Am 28.07.2016 ist im Bundesanzeiger (BAnz AT 28.07.2016 B2) die Allgemeinverbindlicherklärung des Tarifvertrags für die Elektrohandwerke über ein Mindestentgelt vom 19.01.2016 gemäß § 5 Tarifvertragsgesetz mit Wirkung zum 01.08.2016 bekanntgemacht worden. Dieser Tarifvertrag endet ohne Nachwirkung spätestens am 31.12.2019.

Die Allgemeinverbindlicherklärung ergeht mit der Einschränkung, dass der fachliche Geltungsbereich des Tarifvertrags alle Betriebe oder selbstständige Betriebsabteilungen umfasst, die mit der handwerksmäßigen Installation von elektro- und informationstechnischen Anlagen und Geräten einschließlich elektrischer Leitungen, Kommunikations- und Datennetze sowie mit dem Fahrleitungs-, Freileitungs-, Ortsnetz- und Kabelbau befasst sind. Der Tarifvertrag gilt für alle Beschäftigten, soweit sie elektro- und informationstechnische Tätigkeiten außerhalb des Betriebs ausüben. Nicht erfasst sind Auszubildende. § 22 MiLoG gilt entsprechend.

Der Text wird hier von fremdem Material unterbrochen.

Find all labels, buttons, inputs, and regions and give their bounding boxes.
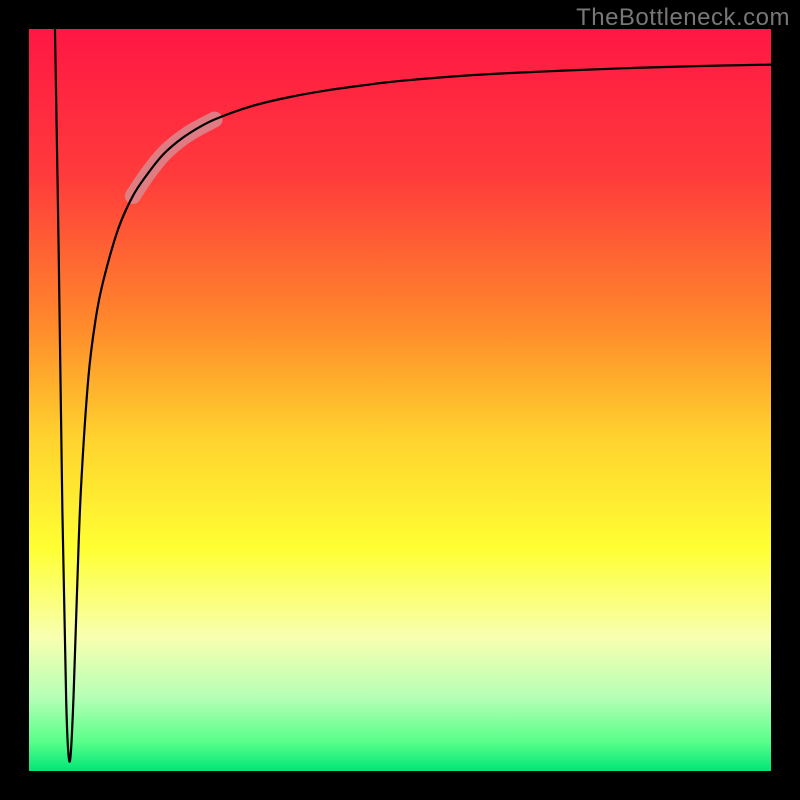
- watermark-text: TheBottleneck.com: [576, 4, 790, 32]
- bottleneck-chart: [0, 0, 800, 800]
- frame-right: [771, 0, 800, 800]
- frame-left: [0, 0, 29, 800]
- plot-background: [29, 29, 771, 771]
- chart-container: TheBottleneck.com: [0, 0, 800, 800]
- frame-bottom: [0, 771, 800, 800]
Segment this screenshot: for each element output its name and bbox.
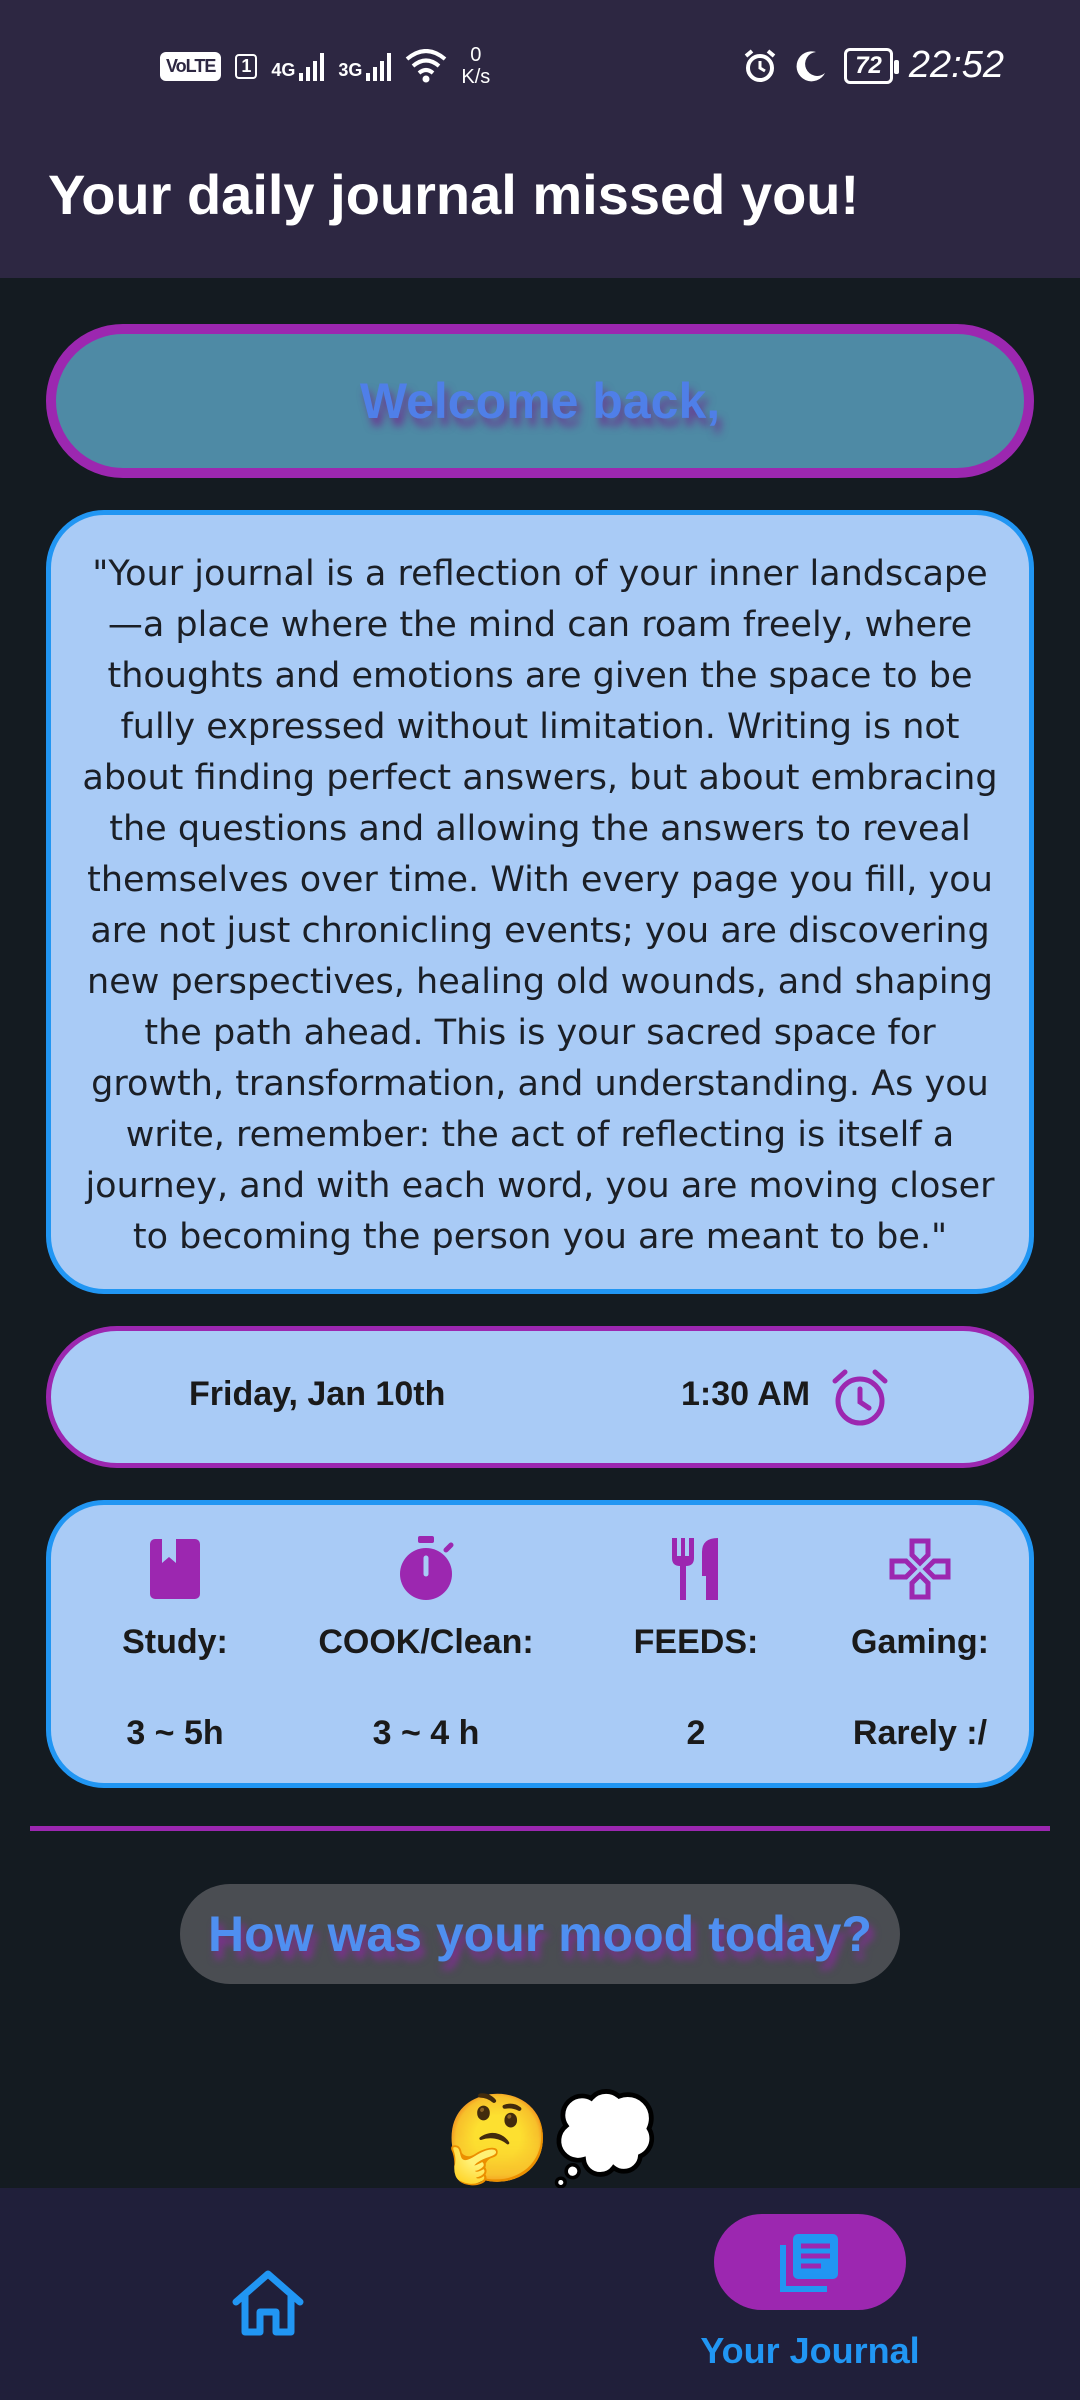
nav-journal-label[interactable]: Your Journal (680, 2330, 940, 2372)
home-icon[interactable] (230, 2268, 306, 2338)
stat-label: Study: (122, 1623, 228, 1661)
alarm-status-icon (744, 48, 776, 82)
fork-knife-icon (672, 1538, 718, 1600)
signal-3g: 3G (338, 51, 392, 81)
stat-label: COOK/Clean: (318, 1623, 534, 1661)
stat-feeds: FEEDS: 2 (591, 1535, 801, 1753)
journal-icon (780, 2234, 838, 2292)
stat-study: Study: 3 ~ 5h (45, 1535, 305, 1753)
section-divider (30, 1826, 1050, 1831)
signal-bars-icon (366, 51, 392, 81)
alarm-clock-icon[interactable] (829, 1367, 891, 1429)
do-not-disturb-moon-icon (796, 50, 826, 81)
status-right-group: 72 22:52 (742, 44, 1004, 87)
speed-value: 0 (470, 44, 482, 66)
status-time: 22:52 (908, 44, 1004, 86)
thinking-emoji: 🤔💭 (444, 2094, 658, 2184)
quote-card: "Your journal is a reflection of your in… (46, 510, 1034, 1294)
status-bar: VoLTE 1 4G 3G 0 K/s 72 22:52 (0, 0, 1080, 130)
welcome-text: Welcome back, (359, 373, 721, 429)
thinking-thought-emoji: 🤔💭 (444, 2091, 659, 2187)
stat-gaming: Gaming: Rarely :/ (805, 1535, 1035, 1753)
date-label: Friday, Jan 10th (189, 1375, 446, 1413)
status-left-group: VoLTE 1 4G 3G 0 K/s (160, 44, 490, 88)
wifi-icon (406, 49, 447, 83)
stat-value: 3 ~ 4 h (372, 1714, 480, 1752)
book-icon (150, 1539, 200, 1599)
stopwatch-icon (400, 1536, 454, 1600)
page-title: Your daily journal missed you! (48, 163, 860, 226)
stat-value: 3 ~ 5h (126, 1714, 224, 1752)
stat-label: FEEDS: (633, 1623, 759, 1661)
stat-value: 2 (686, 1714, 706, 1752)
quote-text: "Your journal is a reflection of your in… (82, 554, 998, 1257)
sim-indicator: 1 (235, 53, 258, 79)
mood-prompt-button[interactable]: How was your mood today? (180, 1884, 900, 1984)
signal-4g: 4G (271, 51, 325, 81)
stat-value: Rarely :/ (852, 1714, 988, 1752)
network-type-2: 3G (338, 60, 363, 80)
welcome-banner: Welcome back, (46, 324, 1034, 478)
mood-prompt-text: How was your mood today? (208, 1906, 872, 1962)
volte-indicator: VoLTE (160, 51, 222, 81)
nav-journal-button[interactable] (714, 2214, 906, 2310)
time-label: 1:30 AM (681, 1375, 811, 1413)
stat-cook-clean: COOK/Clean: 3 ~ 4 h (291, 1535, 561, 1753)
activity-stats-card: Study: 3 ~ 5h COOK/Clean: 3 ~ 4 h FEEDS:… (46, 1500, 1034, 1788)
app-bar: Your daily journal missed you! (0, 130, 1080, 278)
battery-indicator: 72 (844, 47, 899, 84)
stat-label: Gaming: (851, 1623, 989, 1661)
gamepad-icon (889, 1538, 951, 1600)
speed-unit: K/s (461, 66, 491, 88)
signal-bars-icon (299, 51, 325, 81)
network-speed: 0 K/s (461, 44, 490, 88)
date-time-card[interactable]: Friday, Jan 10th 1:30 AM (46, 1326, 1034, 1468)
bottom-navigation: Your Journal (0, 2188, 1080, 2400)
network-type-1: 4G (271, 60, 296, 80)
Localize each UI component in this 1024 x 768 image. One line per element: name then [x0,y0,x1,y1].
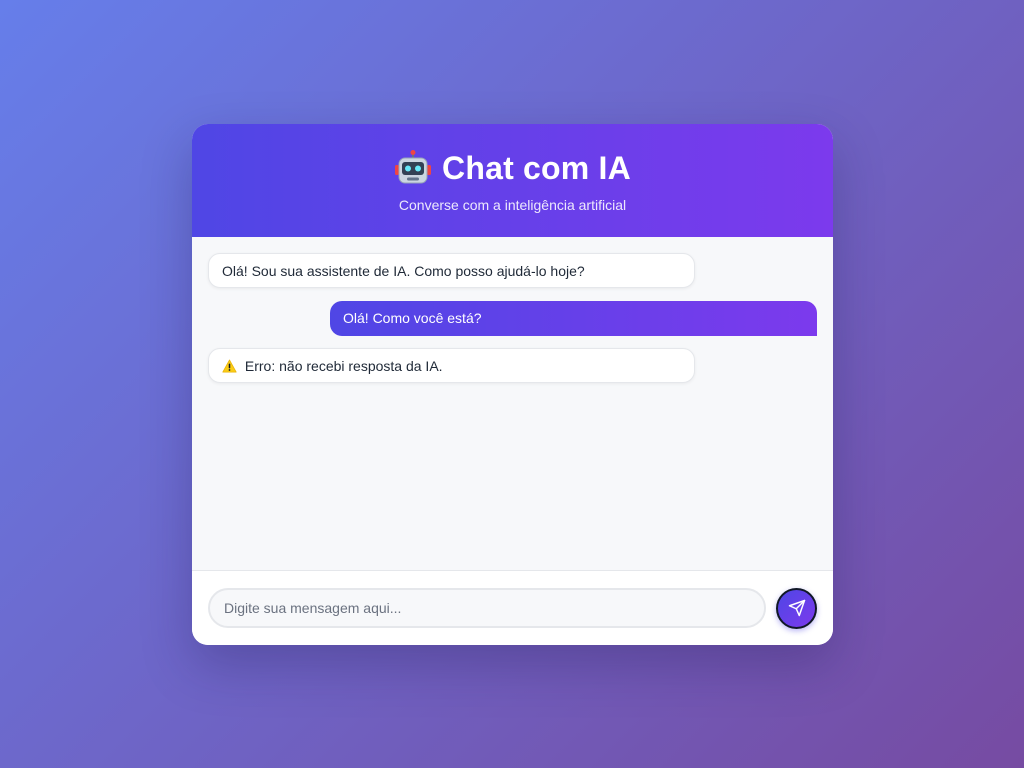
page-title: Chat com IA [442,149,631,186]
send-icon [788,599,806,617]
message-input[interactable] [208,588,766,628]
message-text: Olá! Como você está? [343,310,482,326]
chat-header: Chat com IA Converse com a inteligência … [192,124,833,237]
title-row: Chat com IA [394,148,631,188]
warning-icon [222,358,245,374]
bot-message: Olá! Sou sua assistente de IA. Como poss… [208,253,695,288]
message-text: Olá! Sou sua assistente de IA. Como poss… [222,263,585,279]
message-text: Erro: não recebi resposta da IA. [244,358,443,374]
page-subtitle: Converse com a inteligência artificial [398,197,627,213]
composer [192,570,833,645]
message-list: Olá! Sou sua assistente de IA. Como poss… [192,237,833,570]
robot-icon [394,149,432,187]
user-message: Olá! Como você está? [330,301,817,336]
bot-error-message: Erro: não recebi resposta da IA. [208,348,695,383]
send-button[interactable] [776,587,817,629]
chat-window: Chat com IA Converse com a inteligência … [192,124,833,645]
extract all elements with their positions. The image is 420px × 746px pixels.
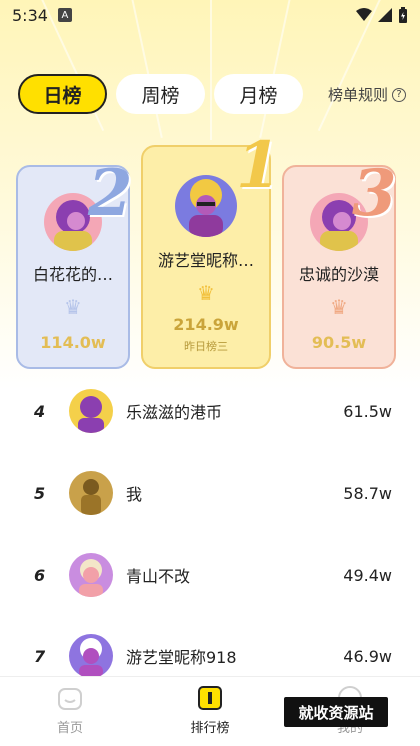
list-rank: 7 bbox=[34, 646, 46, 666]
podium-sub-label: 昨日榜三 bbox=[184, 340, 228, 353]
crown-bronze-icon: ♛ bbox=[330, 295, 348, 319]
nav-home[interactable]: 首页 bbox=[30, 685, 110, 736]
list-name: 我 bbox=[126, 485, 143, 504]
rank-number-2: 2 bbox=[88, 156, 133, 231]
list-item[interactable]: 4 乐滋滋的港币 61.5w bbox=[0, 381, 420, 441]
list-name: 青山不改 bbox=[126, 567, 191, 586]
podium-score: 90.5w bbox=[311, 333, 367, 352]
rank-icon bbox=[198, 686, 222, 710]
rank-number-1: 1 bbox=[236, 128, 281, 203]
rules-label: 榜单规则 bbox=[327, 86, 388, 104]
notification-badge-icon: A bbox=[57, 8, 72, 22]
list-rank: 4 bbox=[34, 401, 46, 421]
battery-icon bbox=[399, 7, 407, 23]
podium-name: 游艺堂昵称… bbox=[157, 251, 254, 270]
list-score: 46.9w bbox=[343, 646, 392, 666]
nav-home-label: 首页 bbox=[56, 721, 83, 736]
watermark: 就收资源站 bbox=[284, 697, 388, 727]
avatar bbox=[69, 553, 113, 597]
tab-monthly[interactable]: 月榜 bbox=[214, 74, 303, 114]
list-rank: 5 bbox=[34, 483, 46, 503]
list-score: 61.5w bbox=[343, 401, 392, 421]
tab-daily[interactable]: 日榜 bbox=[18, 74, 107, 114]
podium-score: 214.9w bbox=[173, 315, 239, 334]
question-icon: ? bbox=[392, 87, 406, 102]
status-bar: 5:34 A bbox=[0, 0, 420, 30]
podium-name: 白花花的… bbox=[32, 265, 113, 284]
rank-number-3: 3 bbox=[352, 156, 397, 231]
crown-silver-icon: ♛ bbox=[64, 295, 82, 319]
crown-gold-icon: ♛ bbox=[197, 281, 215, 305]
list-score: 58.7w bbox=[343, 483, 392, 503]
avatar bbox=[69, 471, 113, 515]
list-name: 乐滋滋的港币 bbox=[126, 403, 223, 422]
nav-rank-label: 排行榜 bbox=[190, 721, 230, 736]
avatar bbox=[69, 634, 113, 678]
list-item[interactable]: 5 我 58.7w bbox=[0, 463, 420, 523]
avatar bbox=[175, 175, 237, 237]
rules-link[interactable]: 榜单规则 ? bbox=[328, 84, 406, 105]
podium-score: 114.0w bbox=[40, 333, 106, 352]
list-name: 游艺堂昵称918 bbox=[126, 648, 237, 667]
avatar bbox=[69, 389, 113, 433]
home-icon bbox=[58, 688, 82, 710]
podium-name: 忠诚的沙漠 bbox=[298, 265, 379, 284]
list-rank: 6 bbox=[34, 565, 46, 585]
nav-rank[interactable]: 排行榜 bbox=[170, 685, 250, 736]
tab-weekly[interactable]: 周榜 bbox=[116, 74, 205, 114]
status-time: 5:34 bbox=[12, 5, 48, 25]
wifi-icon bbox=[356, 8, 372, 21]
signal-icon bbox=[378, 8, 392, 22]
list-score: 49.4w bbox=[343, 565, 392, 585]
period-tabs: 日榜 周榜 月榜 bbox=[18, 74, 303, 114]
list-item[interactable]: 6 青山不改 49.4w bbox=[0, 545, 420, 605]
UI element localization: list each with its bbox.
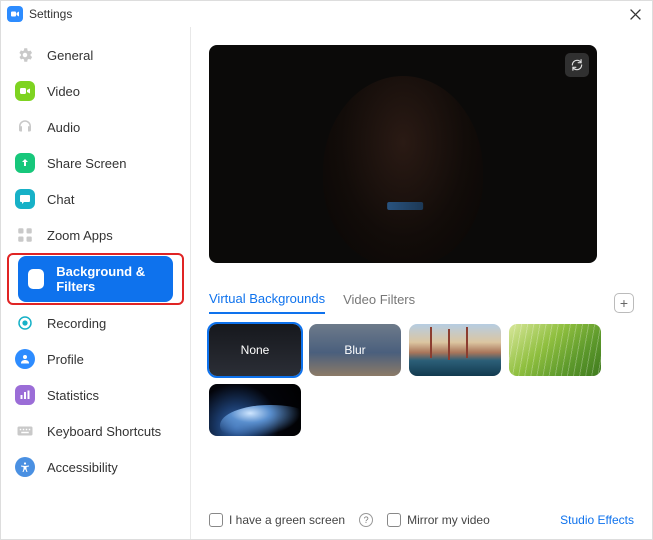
statistics-icon	[15, 385, 35, 405]
content-panel: Virtual Backgrounds Video Filters + None…	[191, 27, 652, 539]
sidebar-item-label: General	[47, 48, 93, 63]
zoom-logo-icon	[7, 6, 23, 22]
sidebar-item-recording[interactable]: Recording	[1, 305, 190, 341]
bg-tile-none[interactable]: None	[209, 324, 301, 376]
sidebar-item-accessibility[interactable]: Accessibility	[1, 449, 190, 485]
sidebar-item-chat[interactable]: Chat	[1, 181, 190, 217]
accessibility-icon	[15, 457, 35, 477]
bg-tile-grass[interactable]	[509, 324, 601, 376]
rotate-camera-button[interactable]	[565, 53, 589, 77]
sidebar-item-video[interactable]: Video	[1, 73, 190, 109]
sidebar-item-label: Share Screen	[47, 156, 127, 171]
checkbox-label: Mirror my video	[407, 513, 490, 527]
bg-tile-earth-space[interactable]	[209, 384, 301, 436]
sidebar-item-label: Chat	[47, 192, 74, 207]
profile-icon	[15, 349, 35, 369]
titlebar-left: Settings	[7, 6, 72, 22]
sidebar-item-profile[interactable]: Profile	[1, 341, 190, 377]
rotate-icon	[570, 58, 584, 72]
record-icon	[15, 313, 35, 333]
checkbox-icon	[209, 513, 223, 527]
bottom-row: I have a green screen ? Mirror my video …	[209, 505, 634, 529]
help-icon[interactable]: ?	[359, 513, 373, 527]
bg-tile-label: Blur	[344, 343, 365, 357]
checkbox-label: I have a green screen	[229, 513, 345, 527]
portrait-icon	[28, 269, 44, 289]
sidebar-item-label: Recording	[47, 316, 106, 331]
studio-effects-link[interactable]: Studio Effects	[560, 513, 634, 527]
keyboard-icon	[15, 421, 35, 441]
sidebar-item-label: Statistics	[47, 388, 99, 403]
sidebar-item-label: Keyboard Shortcuts	[47, 424, 161, 439]
sidebar-item-zoom-apps[interactable]: Zoom Apps	[1, 217, 190, 253]
tab-virtual-backgrounds[interactable]: Virtual Backgrounds	[209, 291, 325, 314]
bg-tile-label: None	[241, 343, 270, 357]
sidebar-item-keyboard-shortcuts[interactable]: Keyboard Shortcuts	[1, 413, 190, 449]
chat-icon	[15, 189, 35, 209]
plus-icon: +	[620, 296, 628, 310]
preview-glasses-reflection	[387, 202, 423, 210]
sidebar: General Video Audio Share Screen Chat Zo…	[1, 27, 191, 539]
sidebar-item-label: Audio	[47, 120, 80, 135]
bg-tile-golden-gate[interactable]	[409, 324, 501, 376]
window-title: Settings	[29, 7, 72, 21]
tabs-row: Virtual Backgrounds Video Filters +	[209, 291, 634, 314]
close-button[interactable]	[626, 5, 644, 23]
sidebar-item-general[interactable]: General	[1, 37, 190, 73]
tab-video-filters[interactable]: Video Filters	[343, 292, 415, 313]
share-screen-icon	[15, 153, 35, 173]
green-screen-checkbox[interactable]: I have a green screen	[209, 513, 345, 527]
sidebar-item-label: Profile	[47, 352, 84, 367]
bg-tile-blur[interactable]: Blur	[309, 324, 401, 376]
sidebar-item-background-filters[interactable]: Background & Filters	[18, 256, 173, 302]
sidebar-item-label: Video	[47, 84, 80, 99]
sidebar-item-label: Zoom Apps	[47, 228, 113, 243]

Der Anspruch auf das Mindestentgelt besteht ausschließlich für Zeiten der Vollarbeit. Für Zeiten der Arbeitsbereitschaft kann der Anspruch bis 31.12.2018 grundsätzlich auf die Höhe des jeweils geltenden gesetzlichen Mindestlohns begrenzt werden. Das Mindestentgelt ist zum Zeitpunkt der arbeitsvertraglich vereinbarten Fälligkeit zu zahlen, spätestens aber am 15. des Monats, der auf den Monat folgt, in welchem die Arbeitsleistung erbracht wurde. Erfolgt die Erfassung der Arbeitszeit auf Arbeitszeitkonten und zahlt der Arbeitgeber ein verstetigtes Monatsentgelt, so finden in Bezug auf die Fälligkeit des Mindestentgeltanspruchs die Bestimmungen des MiLoG Anwendung.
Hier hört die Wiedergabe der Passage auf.